Musée - Restauration

Dernière chance pour contempler les deux Rembrandt du Louvre restaurés

Par Elise Kerner-Michaud · lejournaldesarts.fr

Le 21 septembre 2018 - 438 mots

PARIS

Les deux portraits acquis par le Louvre et le Rijksmuseum seront visibles à Paris jusqu’en janvier 2019 avant de repartir aux Pays-Bas.

Rembrandt, <em>Portrait de Oopjen Coppit</em>, et le <em>Portrait de Marten Soolmans</em>, 1634
Rembrandt, Portrait de Oopjen Coppit, et le Portrait de Marten Soolmans, 1634.

Les deux tableaux de Rembrandt, dont la restauration a nécessité un an et demi de travail, seront accessibles au public du Musée de Louvre à partir du vendredi 21 septembre pour seulement trois mois. Selon l’accord conclu au moment de leur achat par la France et les Pays-Bas, les œuvres seront ensuite alternativement exposées par période de 5 puis de 8 ans dans chaque musée, à commencer par le Rijksmuseum. Cette présentation parisienne permet au public de redécouvrir ces inhabituels très grands formats du maître hollandais, dans un éclat retrouvé.  

La restauration a été réalisée dans l’atelier du Rijksmuseum sous le contrôle d’un comité consultatif franco-néerlandais qui a conduit les opérations étape par étape : un premier temps consacré au travail d’archives suivi des analyses scientifiques nécessaires avant de s’attaquer aux couches successives de vernis, aux repeints mais aussi à la crasse accumulée par un environnement parfois inadapté à la conservation. Sébastien Allard, directeur du département des peintures, indique que les tableaux, alors propriété des Rothschild, ont longtemps été accrochés dans un salon à côté d’une cheminée. Il précise qu’il s’agissait néanmoins de « tableaux en bon état pour lesquels les interventions avaient pour objectif de rendre les effets, notamment des noirs ». On distingue de nouveau les arrière-plans et surtout la richesse des tissus complexes et sophistiqués.

Anne Lepage, restauratrice commissionnée par le Musée du Louvre, rappelle par ailleurs que les concertations entre les équipes françaises et néerlandaises étaient d’autant plus nécessaires que « les pratiques de restauration ne sont pas toujours identiques entre les pays ». Les principes fondamentaux, notamment de réversibilité, sont néanmoins les mêmes et elle précise que « toute intervention se fait après dépôt d’une couche de protection ». Des précautions indispensables d’un point de vue déontologique pour la dernière étape de pigmentation, et qui n’enlèvent rien au résultat. 

Cette présentation de quelques mois au Musée du Louvre ponctue un parcours hors du commun pour ces chefs-d’œuvre de jeunesse, peints par l’artiste à l’âge de 28 ans et représentant un couple de jeunes mariés attendant leur premier enfant.
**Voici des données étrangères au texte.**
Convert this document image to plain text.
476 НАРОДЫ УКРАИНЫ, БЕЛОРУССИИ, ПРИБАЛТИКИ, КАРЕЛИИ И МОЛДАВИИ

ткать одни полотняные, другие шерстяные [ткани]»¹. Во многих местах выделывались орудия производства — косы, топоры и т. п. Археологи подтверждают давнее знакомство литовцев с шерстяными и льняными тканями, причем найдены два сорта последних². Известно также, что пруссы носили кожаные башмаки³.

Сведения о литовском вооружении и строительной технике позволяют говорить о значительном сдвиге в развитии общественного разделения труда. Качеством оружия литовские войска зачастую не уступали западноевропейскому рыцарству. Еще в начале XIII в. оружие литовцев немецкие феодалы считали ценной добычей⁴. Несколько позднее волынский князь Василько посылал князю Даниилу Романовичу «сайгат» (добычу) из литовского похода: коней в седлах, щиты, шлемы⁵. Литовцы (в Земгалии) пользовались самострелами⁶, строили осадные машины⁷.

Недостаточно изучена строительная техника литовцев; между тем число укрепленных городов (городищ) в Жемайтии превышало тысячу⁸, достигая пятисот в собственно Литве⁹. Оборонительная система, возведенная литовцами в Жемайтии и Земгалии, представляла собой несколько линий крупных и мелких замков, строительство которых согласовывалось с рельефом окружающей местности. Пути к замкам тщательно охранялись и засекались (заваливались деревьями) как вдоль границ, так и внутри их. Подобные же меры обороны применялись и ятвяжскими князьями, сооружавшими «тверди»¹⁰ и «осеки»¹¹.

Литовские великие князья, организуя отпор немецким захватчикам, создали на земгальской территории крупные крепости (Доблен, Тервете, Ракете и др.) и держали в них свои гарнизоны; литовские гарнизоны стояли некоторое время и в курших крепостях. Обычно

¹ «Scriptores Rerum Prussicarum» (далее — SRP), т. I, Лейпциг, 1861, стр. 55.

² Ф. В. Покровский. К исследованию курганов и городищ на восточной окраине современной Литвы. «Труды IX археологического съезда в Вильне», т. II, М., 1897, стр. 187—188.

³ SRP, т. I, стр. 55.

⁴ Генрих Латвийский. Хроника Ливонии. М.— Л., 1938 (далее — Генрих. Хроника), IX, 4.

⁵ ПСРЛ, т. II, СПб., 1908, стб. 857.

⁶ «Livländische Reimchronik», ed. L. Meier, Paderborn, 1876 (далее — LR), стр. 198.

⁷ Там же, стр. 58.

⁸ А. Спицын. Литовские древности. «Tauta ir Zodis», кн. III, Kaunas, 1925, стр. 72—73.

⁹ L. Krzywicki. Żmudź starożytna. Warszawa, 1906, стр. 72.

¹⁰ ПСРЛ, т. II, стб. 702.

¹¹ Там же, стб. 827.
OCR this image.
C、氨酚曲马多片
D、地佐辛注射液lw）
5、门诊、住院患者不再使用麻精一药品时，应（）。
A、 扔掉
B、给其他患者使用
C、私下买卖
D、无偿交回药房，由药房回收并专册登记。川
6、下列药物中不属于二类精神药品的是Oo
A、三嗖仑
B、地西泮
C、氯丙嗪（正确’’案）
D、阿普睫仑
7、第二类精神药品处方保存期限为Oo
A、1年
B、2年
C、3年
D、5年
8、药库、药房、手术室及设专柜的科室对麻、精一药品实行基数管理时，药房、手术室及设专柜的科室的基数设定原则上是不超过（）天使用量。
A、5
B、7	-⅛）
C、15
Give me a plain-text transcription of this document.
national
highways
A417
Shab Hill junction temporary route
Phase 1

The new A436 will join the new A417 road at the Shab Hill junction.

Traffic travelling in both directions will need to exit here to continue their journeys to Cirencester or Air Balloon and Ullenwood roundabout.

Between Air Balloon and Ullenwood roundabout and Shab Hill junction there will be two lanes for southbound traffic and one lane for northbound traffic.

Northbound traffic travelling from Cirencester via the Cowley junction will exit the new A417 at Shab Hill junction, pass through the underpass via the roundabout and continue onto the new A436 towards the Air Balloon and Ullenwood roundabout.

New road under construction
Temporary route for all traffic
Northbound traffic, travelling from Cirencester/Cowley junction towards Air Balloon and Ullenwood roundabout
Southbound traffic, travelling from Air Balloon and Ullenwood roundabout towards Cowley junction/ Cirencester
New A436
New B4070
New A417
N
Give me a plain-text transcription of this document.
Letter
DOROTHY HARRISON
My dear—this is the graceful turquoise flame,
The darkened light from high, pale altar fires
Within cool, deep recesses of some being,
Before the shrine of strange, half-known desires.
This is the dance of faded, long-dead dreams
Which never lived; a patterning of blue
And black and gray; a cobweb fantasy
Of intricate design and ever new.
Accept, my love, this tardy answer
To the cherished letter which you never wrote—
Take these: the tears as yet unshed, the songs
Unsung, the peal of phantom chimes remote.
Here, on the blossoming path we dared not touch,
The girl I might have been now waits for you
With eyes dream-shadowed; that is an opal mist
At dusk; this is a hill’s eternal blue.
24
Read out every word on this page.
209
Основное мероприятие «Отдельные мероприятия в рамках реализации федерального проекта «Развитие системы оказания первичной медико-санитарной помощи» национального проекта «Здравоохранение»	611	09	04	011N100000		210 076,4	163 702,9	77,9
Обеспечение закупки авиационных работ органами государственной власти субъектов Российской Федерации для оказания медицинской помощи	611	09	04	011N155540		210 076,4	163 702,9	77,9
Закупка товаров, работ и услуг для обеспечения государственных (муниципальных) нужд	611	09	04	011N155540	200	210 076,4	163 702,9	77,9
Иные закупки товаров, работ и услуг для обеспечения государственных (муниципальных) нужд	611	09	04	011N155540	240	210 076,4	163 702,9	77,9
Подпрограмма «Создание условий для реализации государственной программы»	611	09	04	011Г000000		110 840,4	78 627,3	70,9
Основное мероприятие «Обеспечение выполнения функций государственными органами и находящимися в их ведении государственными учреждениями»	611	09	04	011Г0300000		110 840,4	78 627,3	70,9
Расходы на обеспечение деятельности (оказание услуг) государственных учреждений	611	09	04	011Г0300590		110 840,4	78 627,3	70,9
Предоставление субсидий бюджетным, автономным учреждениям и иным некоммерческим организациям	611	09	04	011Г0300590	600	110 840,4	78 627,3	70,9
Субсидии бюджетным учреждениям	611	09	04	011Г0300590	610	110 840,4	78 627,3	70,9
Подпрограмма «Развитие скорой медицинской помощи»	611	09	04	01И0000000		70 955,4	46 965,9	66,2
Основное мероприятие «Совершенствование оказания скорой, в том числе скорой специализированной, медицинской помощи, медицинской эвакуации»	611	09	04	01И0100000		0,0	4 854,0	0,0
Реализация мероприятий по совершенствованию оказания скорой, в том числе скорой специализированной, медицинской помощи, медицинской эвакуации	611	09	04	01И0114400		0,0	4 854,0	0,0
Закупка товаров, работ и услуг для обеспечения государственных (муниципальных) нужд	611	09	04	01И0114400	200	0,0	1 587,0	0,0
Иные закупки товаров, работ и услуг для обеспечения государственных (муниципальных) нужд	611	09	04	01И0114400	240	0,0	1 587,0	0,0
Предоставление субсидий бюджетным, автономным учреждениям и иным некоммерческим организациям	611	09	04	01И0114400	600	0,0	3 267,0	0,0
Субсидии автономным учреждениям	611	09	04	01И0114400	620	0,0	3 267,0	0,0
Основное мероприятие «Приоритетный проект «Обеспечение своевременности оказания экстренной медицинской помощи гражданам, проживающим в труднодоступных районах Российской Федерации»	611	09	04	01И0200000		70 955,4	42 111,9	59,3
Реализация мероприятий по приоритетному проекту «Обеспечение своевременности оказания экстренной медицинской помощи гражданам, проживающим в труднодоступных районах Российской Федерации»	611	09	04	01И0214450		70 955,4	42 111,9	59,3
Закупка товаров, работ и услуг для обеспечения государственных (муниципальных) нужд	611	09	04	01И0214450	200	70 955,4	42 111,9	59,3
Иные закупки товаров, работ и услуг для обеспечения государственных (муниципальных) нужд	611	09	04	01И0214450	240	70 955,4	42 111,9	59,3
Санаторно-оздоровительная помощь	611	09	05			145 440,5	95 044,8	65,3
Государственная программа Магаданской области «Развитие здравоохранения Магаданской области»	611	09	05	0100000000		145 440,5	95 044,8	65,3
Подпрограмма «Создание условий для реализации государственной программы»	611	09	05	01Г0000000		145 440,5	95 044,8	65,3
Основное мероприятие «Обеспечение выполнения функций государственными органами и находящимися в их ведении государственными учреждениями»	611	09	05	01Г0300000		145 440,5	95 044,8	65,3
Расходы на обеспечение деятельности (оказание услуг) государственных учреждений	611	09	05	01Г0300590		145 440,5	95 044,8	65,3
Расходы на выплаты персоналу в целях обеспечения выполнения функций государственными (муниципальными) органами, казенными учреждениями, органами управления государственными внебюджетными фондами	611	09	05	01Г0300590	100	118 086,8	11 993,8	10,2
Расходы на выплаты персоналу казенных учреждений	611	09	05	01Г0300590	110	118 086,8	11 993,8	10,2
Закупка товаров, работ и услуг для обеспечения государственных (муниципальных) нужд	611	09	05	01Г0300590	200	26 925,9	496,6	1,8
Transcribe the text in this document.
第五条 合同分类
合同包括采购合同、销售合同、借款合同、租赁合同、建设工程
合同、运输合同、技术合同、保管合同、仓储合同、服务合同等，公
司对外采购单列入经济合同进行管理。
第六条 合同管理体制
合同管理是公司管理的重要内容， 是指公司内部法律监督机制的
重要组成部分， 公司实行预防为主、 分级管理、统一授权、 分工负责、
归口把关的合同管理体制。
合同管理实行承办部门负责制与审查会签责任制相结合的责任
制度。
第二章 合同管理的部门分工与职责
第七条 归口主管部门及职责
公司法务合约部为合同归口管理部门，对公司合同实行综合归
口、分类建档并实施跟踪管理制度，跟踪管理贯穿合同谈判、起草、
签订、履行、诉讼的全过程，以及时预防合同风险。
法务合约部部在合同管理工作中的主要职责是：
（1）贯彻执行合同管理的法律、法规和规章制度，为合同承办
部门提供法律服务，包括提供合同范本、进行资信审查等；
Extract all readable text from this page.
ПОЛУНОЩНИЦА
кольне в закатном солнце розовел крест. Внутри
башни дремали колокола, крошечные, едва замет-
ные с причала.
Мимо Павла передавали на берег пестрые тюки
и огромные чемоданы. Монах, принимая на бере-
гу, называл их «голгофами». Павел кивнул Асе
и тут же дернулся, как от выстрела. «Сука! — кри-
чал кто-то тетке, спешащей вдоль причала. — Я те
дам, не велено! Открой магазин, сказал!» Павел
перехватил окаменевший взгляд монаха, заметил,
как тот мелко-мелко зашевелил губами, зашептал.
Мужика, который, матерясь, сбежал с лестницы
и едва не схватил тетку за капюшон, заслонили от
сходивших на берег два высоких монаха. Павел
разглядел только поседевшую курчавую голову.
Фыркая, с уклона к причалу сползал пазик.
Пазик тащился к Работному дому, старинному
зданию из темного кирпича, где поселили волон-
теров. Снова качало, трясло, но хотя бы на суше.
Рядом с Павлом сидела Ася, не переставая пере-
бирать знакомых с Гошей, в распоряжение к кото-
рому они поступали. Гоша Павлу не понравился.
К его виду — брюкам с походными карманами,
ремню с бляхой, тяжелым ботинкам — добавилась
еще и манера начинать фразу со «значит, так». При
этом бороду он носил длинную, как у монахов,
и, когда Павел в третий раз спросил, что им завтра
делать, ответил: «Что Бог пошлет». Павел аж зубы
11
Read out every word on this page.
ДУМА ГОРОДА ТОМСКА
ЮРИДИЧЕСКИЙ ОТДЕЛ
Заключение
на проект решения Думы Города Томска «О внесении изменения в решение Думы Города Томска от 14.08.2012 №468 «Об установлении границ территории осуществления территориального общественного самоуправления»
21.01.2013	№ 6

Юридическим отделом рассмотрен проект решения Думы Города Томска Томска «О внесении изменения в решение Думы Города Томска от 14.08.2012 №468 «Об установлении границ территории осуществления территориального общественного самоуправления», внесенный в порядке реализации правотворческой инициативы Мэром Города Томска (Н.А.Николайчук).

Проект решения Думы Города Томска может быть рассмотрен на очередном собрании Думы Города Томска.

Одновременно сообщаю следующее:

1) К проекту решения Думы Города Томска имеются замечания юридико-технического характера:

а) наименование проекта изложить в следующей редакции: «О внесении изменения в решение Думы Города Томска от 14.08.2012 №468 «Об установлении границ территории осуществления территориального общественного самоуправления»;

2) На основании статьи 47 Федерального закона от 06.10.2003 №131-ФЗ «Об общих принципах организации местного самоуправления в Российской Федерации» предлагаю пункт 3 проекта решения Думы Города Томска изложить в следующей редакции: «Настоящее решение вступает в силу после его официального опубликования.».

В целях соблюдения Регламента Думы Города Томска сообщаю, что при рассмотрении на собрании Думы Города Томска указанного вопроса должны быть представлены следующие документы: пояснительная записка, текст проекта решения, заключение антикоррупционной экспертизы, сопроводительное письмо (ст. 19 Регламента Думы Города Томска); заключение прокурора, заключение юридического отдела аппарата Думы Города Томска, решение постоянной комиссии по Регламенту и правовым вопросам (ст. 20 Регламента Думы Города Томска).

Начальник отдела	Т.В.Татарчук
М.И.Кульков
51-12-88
D’une valeur totale de 160 millions d’euros, les tableaux n’avaient pu être acquis qu’après classement comme « œuvre d’intérêt majeur » permettant de lancer un appel à mécénat exceptionnel, ouvert exclusivement aux organismes imposables à hauteur d’au moins deux fois la somme engagée et qui bénéficient ensuite d’une déduction de 90 % du montant donné. L’acquisition n’avait par ailleurs pu être réalisée que grâce à des accords inédits entre musées et gouvernements.